On 15 August 2015, we were delighted to welcome 350 first-year medical and nursing students from the NUS Yong Loo Lin School of Medicine (NUSMed), Duke-NUS Graduate Medical School (Duke- NUS) and NTU Lee Kong Chian School of Medicine (LKCMedicine), to the Centre for Translational Medicine (CeTM) on NUSMed’s campus for the 11th Student Medical-Nursing Education Conference (SMEC) 2015. It was our greatest honour to be able to host eminent pioneer generation healthcare professionals as speakers and provide them with a platform to share their knowledge and insights with a new generation.
Our guest-of-honour and former School Health Service Director, Dr Uma Rajan, started the morning with a heart-warming lecture, sharing both her life and her medical career with us. From monochrome pictures to color films, she discussed her journey as a medical school student and as a young doctor; the challenges she had to face as she pioneered the health booklet and become the School’s Health Service Director; and her own personal life as a cookbook writer and an avid dancer.
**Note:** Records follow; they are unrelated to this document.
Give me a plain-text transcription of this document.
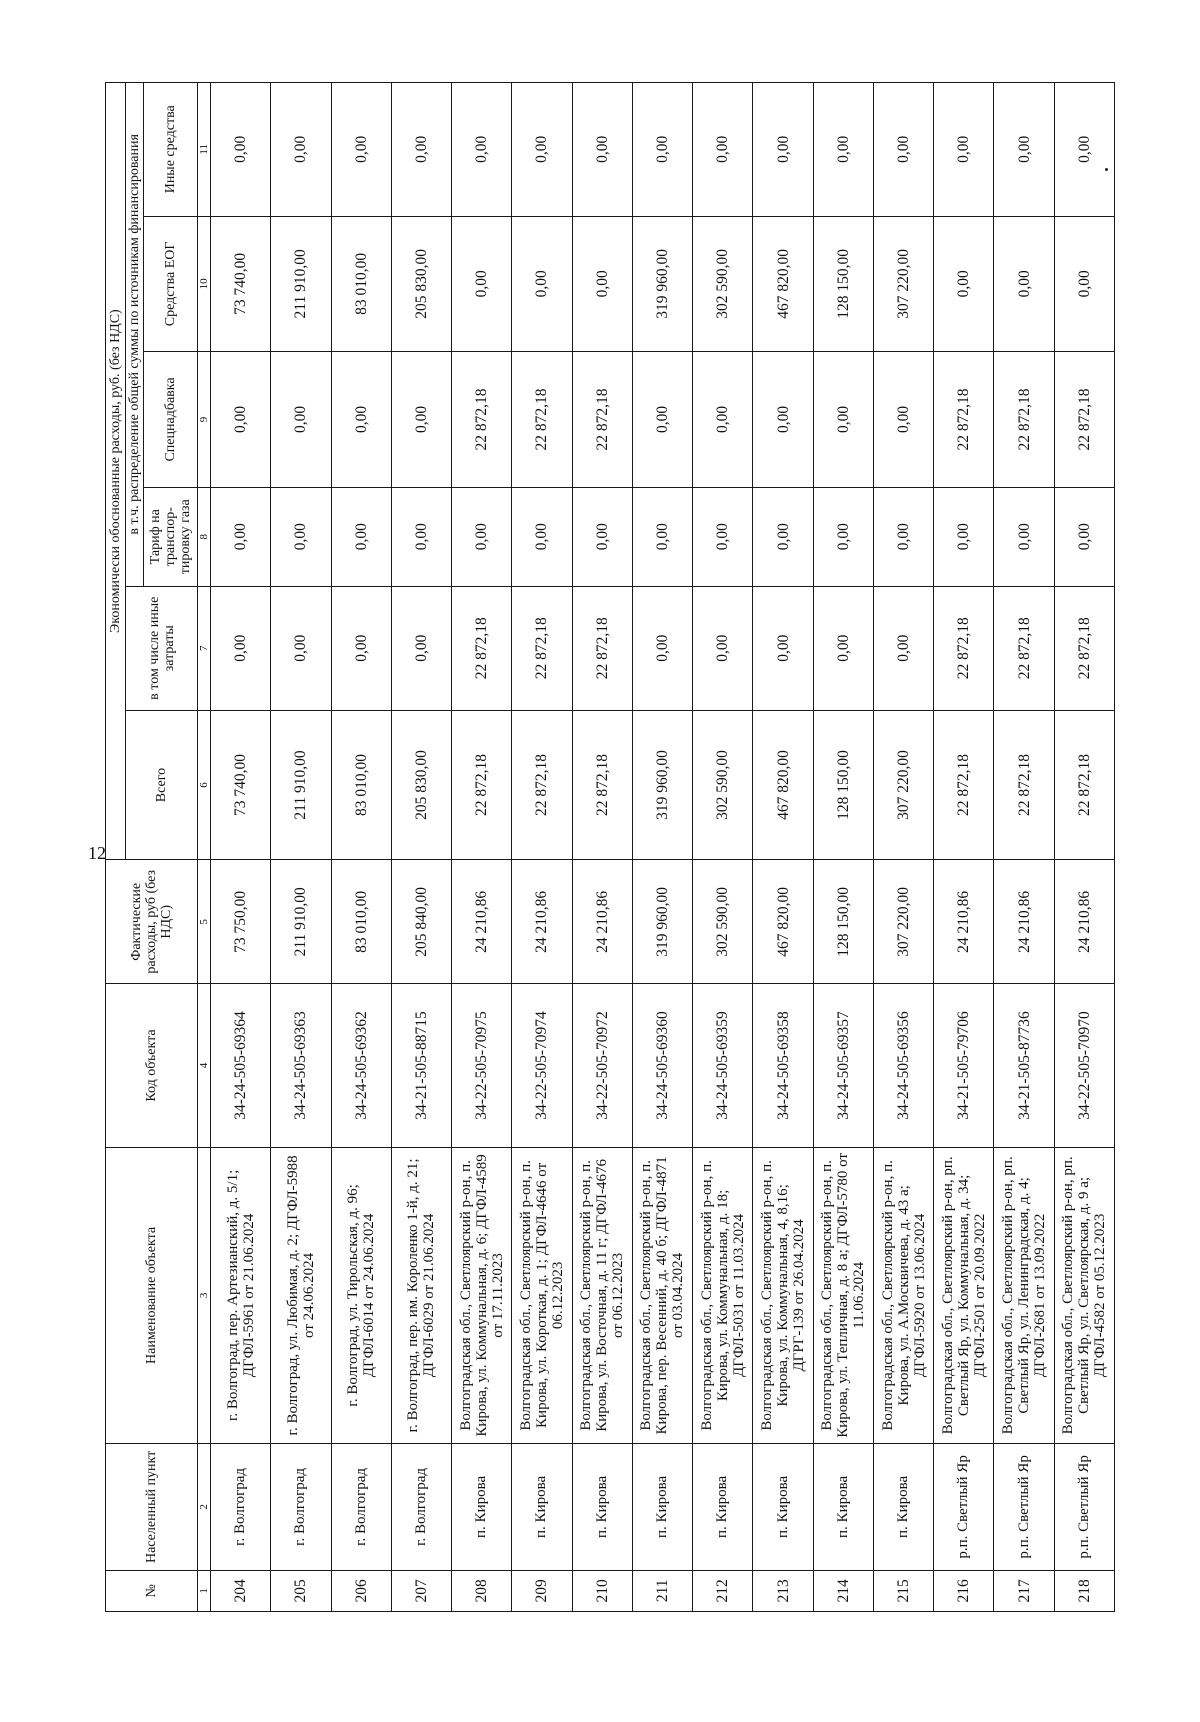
12
№	Населенный пункт	Наименование объекта	Код объекта	Фактические расходы, руб (без НДС)	Экономически обоснованные расходы, руб. (без НДС)					
					Всего	в том числе иные затраты	в т.ч. распределение общей суммы по источникам финансирования			
							Тариф на транспор-тировку газа	Спецнадбавка	Средства ЕОГ	Иные средства
1	2	3	4	5	6	7	8	9	10	11
204	г. Волгоград	г. Волгоград, пер. Артезианский, д. 5/1; ДГФЛ-5961 от 21.06.2024	34-24-505-69364	73 750,00	73 740,00	0,00	0,00	0,00	73 740,00	0,00
205	г. Волгоград	г. Волгоград, ул. Любимая, д. 2; ДГФЛ-5988 от 24.06.2024	34-24-505-69363	211 910,00	211 910,00	0,00	0,00	0,00	211 910,00	0,00
206	г. Волгоград	г. Волгоград, ул. Тирольская, д. 96; ДГФЛ-6014 от 24.06.2024	34-24-505-69362	83 010,00	83 010,00	0,00	0,00	0,00	83 010,00	0,00
207	г. Волгоград	г. Волгоград, пер. им. Короленко 1-й, д. 21; ДГФЛ-6029 от 21.06.2024	34-21-505-88715	205 840,00	205 830,00	0,00	0,00	0,00	205 830,00	0,00
208	п. Кирова	Волгоградская обл., Светлоярский р-он, п. Кирова, ул. Коммунальная, д. 6; ДГФЛ-4589 от 17.11.2023	34-22-505-70975	24 210,86	22 872,18	22 872,18	0,00	22 872,18	0,00	0,00
209	п. Кирова	Волгоградская обл., Светлоярский р-он, п. Кирова, ул. Короткая, д. 1; ДГФЛ-4646 от 06.12.2023	34-22-505-70974	24 210,86	22 872,18	22 872,18	0,00	22 872,18	0,00	0,00
210	п. Кирова	Волгоградская обл., Светлоярский р-он, п. Кирова, ул. Восточная, д. 11 г; ДГФЛ-4676 от 06.12.2023	34-22-505-70972	24 210,86	22 872,18	22 872,18	0,00	22 872,18	0,00	0,00
211	п. Кирова	Волгоградская обл., Светлоярский р-он, п. Кирова, пер. Весенний, д. 40 б; ДГФЛ-4871 от 03.04.2024	34-24-505-69360	319 960,00	319 960,00	0,00	0,00	0,00	319 960,00	0,00
212	п. Кирова	Волгоградская обл., Светлоярский р-он, п. Кирова, ул. Коммунальная, д. 18; ДГФЛ-5031 от 11.03.2024	34-24-505-69359	302 590,00	302 590,00	0,00	0,00	0,00	302 590,00	0,00
213	п. Кирова	Волгоградская обл., Светлоярский р-он, п. Кирова, ул. Коммунальная, 4, 8,16; ДГРГ-139 от 26.04.2024	34-24-505-69358	467 820,00	467 820,00	0,00	0,00	0,00	467 820,00	0,00
214	п. Кирова	Волгоградская обл., Светлоярский р-он, п. Кирова, ул. Тепличная, д. 8 а; ДГФЛ-5780 от 11.06.2024	34-24-505-69357	128 150,00	128 150,00	0,00	0,00	0,00	128 150,00	0,00
215	п. Кирова	Волгоградская обл., Светлоярский р-он, п. Кирова, ул. А.Москвичева, д. 43 а; ДГФЛ-5920 от 13.06.2024	34-24-505-69356	307 220,00	307 220,00	0,00	0,00	0,00	307 220,00	0,00
216	р.п. Светлый Яр	Волгоградская обл., Светлоярский р-он, рп. Светлый Яр, ул. Коммунальная, д. 34; ДГФЛ-2501 от 20.09.2022	34-21-505-79706	24 210,86	22 872,18	22 872,18	0,00	22 872,18	0,00	0,00
217	р.п. Светлый Яр	Волгоградская обл., Светлоярский р-он, рп. Светлый Яр, ул. Ленинградская, д. 4; ДГФЛ-2681 от 13.09.2022	34-21-505-87736	24 210,86	22 872,18	22 872,18	0,00	22 872,18	0,00	0,00
218	р.п. Светлый Яр	Волгоградская обл., Светлоярский р-он, рп. Светлый Яр, ул. Светлоярская, д. 9 а; ДГФЛ-4582 от 05.12.2023	34-22-505-70970	24 210,86	22 872,18	22 872,18	0,00	22 872,18	0,00	0,00
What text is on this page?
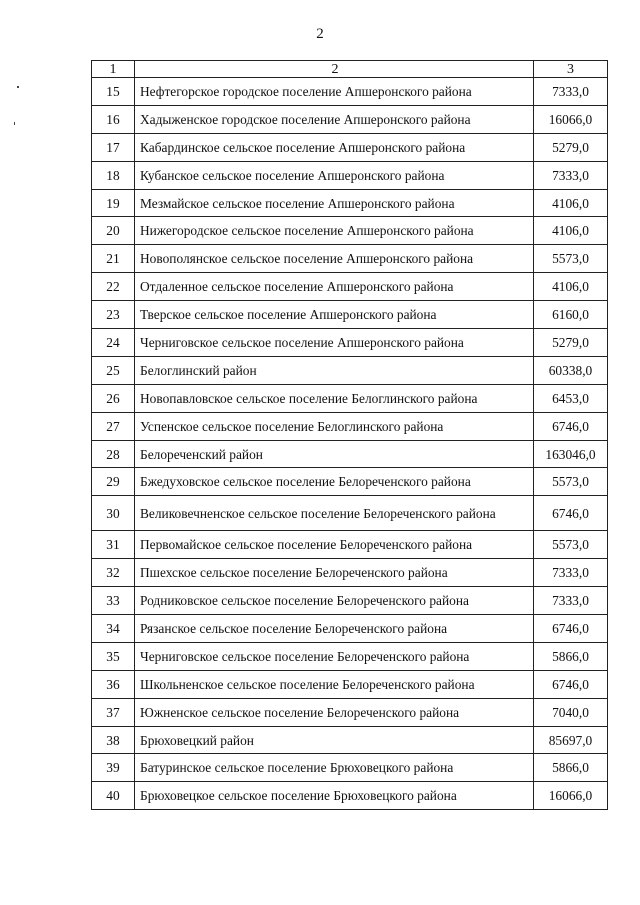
2
1	2	3
15	Нефтегорское городское поселение Апшеронского района	7333,0
16	Хадыженское городское поселение Апшеронского района	16066,0
17	Кабардинское сельское поселение Апшеронского района	5279,0
18	Кубанское сельское поселение Апшеронского района	7333,0
19	Мезмайское сельское поселение Апшеронского района	4106,0
20	Нижегородское сельское поселение Апшеронского района	4106,0
21	Новополянское сельское поселение Апшеронского района	5573,0
22	Отдаленное сельское поселение Апшеронского района	4106,0
23	Тверское сельское поселение Апшеронского района	6160,0
24	Черниговское сельское поселение Апшеронского района	5279,0
25	Белоглинский район	60338,0
26	Новопавловское сельское поселение Белоглинского района	6453,0
27	Успенское сельское поселение Белоглинского района	6746,0
28	Белореченский район	163046,0
29	Бжедуховское сельское поселение Белореченского района	5573,0
30	Великовечненское сельское поселение Белореченского района	6746,0
31	Первомайское сельское поселение Белореченского района	5573,0
32	Пшехское сельское поселение Белореченского района	7333,0
33	Родниковское сельское поселение Белореченского района	7333,0
34	Рязанское сельское поселение Белореченского района	6746,0
35	Черниговское сельское поселение Белореченского района	5866,0
36	Школьненское сельское поселение Белореченского района	6746,0
37	Южненское сельское поселение Белореченского района	7040,0
38	Брюховецкий район	85697,0
39	Батуринское сельское поселение Брюховецкого района	5866,0
40	Брюховецкое сельское поселение Брюховецкого района	16066,0
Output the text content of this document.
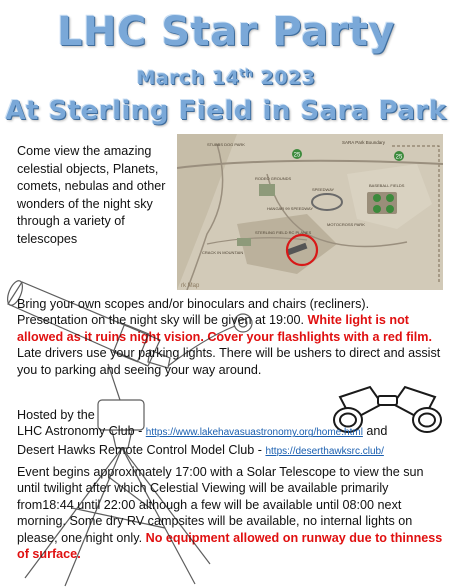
LHC Star Party
March 14th 2023
At Sterling Field in Sara Park
Come view the amazing celestial objects, Planets, comets, nebulas and other wonders of the night sky through a variety of telescopes
25	25
SARA Park Boundary
STUBBS DOG PARK
RODEO GROUNDS
SPEEDWAY
BASEBALL FIELDS
HANGAR 99 SPEEDWAY
MOTOCROSS PARK
STERLING FIELD RC PLANES
CRACK IN MOUNTAIN
rk Map
Bring your own scopes and/or binoculars and chairs (recliners). Presentation on the night sky will be given at 19:00. White light is not allowed as it ruins night vision. Cover your flashlights with a red film. Late drivers use your parking lights. There will be ushers to direct and assist you to parking and seeing your way around.
Hosted by the
LHC Astronomy Club - https://www.lakehavasuastronomy.org/home.html and
Desert Hawks Remote Control Model Club - https://deserthawksrc.club/
Event begins approximately 17:00 with a Solar Telescope to view the sun until twilight after which Celestial Viewing will be available primarily from18:44 until 22:00 although a few will be available until 08:00 next morning. Some dry RV campsites will be available, no internal lights on please, one night only. No equipment allowed on runway due to thinness of surface.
Dr Rajan’s stories were a great inspiration to me, and I believe to our participants as well.
A distinguished panel – including Dr Rajan, Professor Pierce Chow of Duke-NUS and Senior Nursing Officer Madam Lee Yoke Yin, former Deputy Director of Nursing, SingHealth Polyclinics – then tackled topics like the future of research, the inter-professional relationships between nurses and doctors, and what the next generation of healthcare professionals could look forward to upon graduation.
Following the panel session, students participated in small-group sharing sessions, where they listened to first-hand accounts from patients, doctors and nurses. Networking sessions allowed students to mingle and discuss some of the medical dilemmas they may face as future healthcare professionals.
Concurrently, a total of 36 poster presentations from our seniors, classified into three categories: Science and Its Clinical Applications, Epidemiology and Quality of Public Health, were presented to a panel of 12 judges hailing from various tertiary institutions. It was indeed a very exciting morning as participants put their best foot forward to impress the judges, garnering 6 Distinction Awards and 9 Merit Awards.
To me, the conference was an amalgamation of little heart-warming moments – listening to the stories of Dr Rajan, watching students listen intently to the patient-professional healthcare teams (which reminded me of that moment when I was a participant just the year before), and their smiles at the end of the day. To put it simply, it was an experience that I would not trade anything for.
I strongly believe that 12th SMEC 2016 would be an even more impactful and meaningful event as SMEC continues to evolve from year to year on a grand scale. See you all here at NUSMed for 12th SMEC 2016!